さらに、近年、ネットワークにとって新しい脅威が出現した。PVR (Personal Video Recorder)、あるいはDVR (Digital Video Recorder) と呼ばれる、多機能型TV視聴システムがそれだ。ハード・ディスクに番組をデジタル録画しながらTVを視聴でき、そのため、番組視聴中のポーズや早送り、巻き戻しが可能で、その結果、コマーシャルをスキップしながらの番組視聴が可能になるという、番組スポンサーにとってはおそるべきシステムだ。

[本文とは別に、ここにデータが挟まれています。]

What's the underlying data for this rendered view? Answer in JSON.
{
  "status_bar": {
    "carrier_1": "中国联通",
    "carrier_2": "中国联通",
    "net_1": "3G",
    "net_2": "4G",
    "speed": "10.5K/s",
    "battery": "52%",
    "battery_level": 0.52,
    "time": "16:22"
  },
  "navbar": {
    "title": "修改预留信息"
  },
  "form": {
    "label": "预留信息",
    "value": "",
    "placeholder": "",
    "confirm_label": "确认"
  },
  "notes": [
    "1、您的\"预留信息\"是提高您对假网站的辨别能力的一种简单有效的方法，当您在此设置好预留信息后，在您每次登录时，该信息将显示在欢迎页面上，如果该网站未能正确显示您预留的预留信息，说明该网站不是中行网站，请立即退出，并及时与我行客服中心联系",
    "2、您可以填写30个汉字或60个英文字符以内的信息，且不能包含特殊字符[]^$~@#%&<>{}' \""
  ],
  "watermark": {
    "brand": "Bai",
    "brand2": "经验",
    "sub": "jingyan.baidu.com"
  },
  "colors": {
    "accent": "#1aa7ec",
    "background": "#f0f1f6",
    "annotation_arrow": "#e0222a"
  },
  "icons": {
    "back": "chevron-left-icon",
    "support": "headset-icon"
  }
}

このシステム、アメリカではティーヴォ (TiVo) というフィリップス系のブランドがほとんど一人で市場を牛耳っている。そのため、「PVR/DVR」ではなく、「ティーヴォ」というブランド名が、そのままこの種のシステムを意味する名詞としてほとんど定着している。アメリカではこういう形でブランド名が商品そのものを表す名詞として定着してしまう例が多く、ティッシュ・ペーパーと言わずにクリネックスと言うし、セロファン・テープと言わずにスコッチ・テープと言う。それと同じだ。こないだ「レイト・ショウ」を見ていたら、ホストのデイヴィッド・レターマンが、昨日TVを見ていたら面白いシーンがあったので慌ててティーヴォしたんだけれども (I tivoed) ‥‥なんて、ティーヴォを動詞として使っていた。


さて、無論、番組スポンサーにとって脅威なことは、ネットワークにとっても脅威である。なんとなればTV番組というのは番組スポンサーの出す金で製作されているのであり、そのスポンサーのコマーシャルを見てくれないのでは、金を出す意味がない。つまり、最終的にスポンサーが番組から降りてしまうことが懸念される。もちろん、それこそがネットワークが最も避けたいことに他ならない。その結果、番組視聴者がコマーシャル・タイムにチャンネルを切り換えたりするのを避けるために、あの手この手の方法が模索されている。


一方、これがアメリカで年間で最も高い視聴率を稼ぐ番組である、プロのアメリカン・フットボール・リーグ、NFLの優勝決定戦「スーパーボウル」中継だったりすると、話はまた違ってくる。番組スポンサーがここを先途とばかりに今度は力を入れて製作したコマーシャルを初お目見えさせるために、時によってはゲームそのものよりも、コマーシャルの方が話題になることも往々にしてあるのだ。翌日の新聞には、どのコマーシャルが一番面白かったかなんて投票結果が載っていたりする。実際、私なんかはほとんどNFLに興味がないので、どちらかというとこのコマーシャル、それにビッグ・ネイム・アーティストによるハーフ・タイム・ショウの方が気がかりだったりする。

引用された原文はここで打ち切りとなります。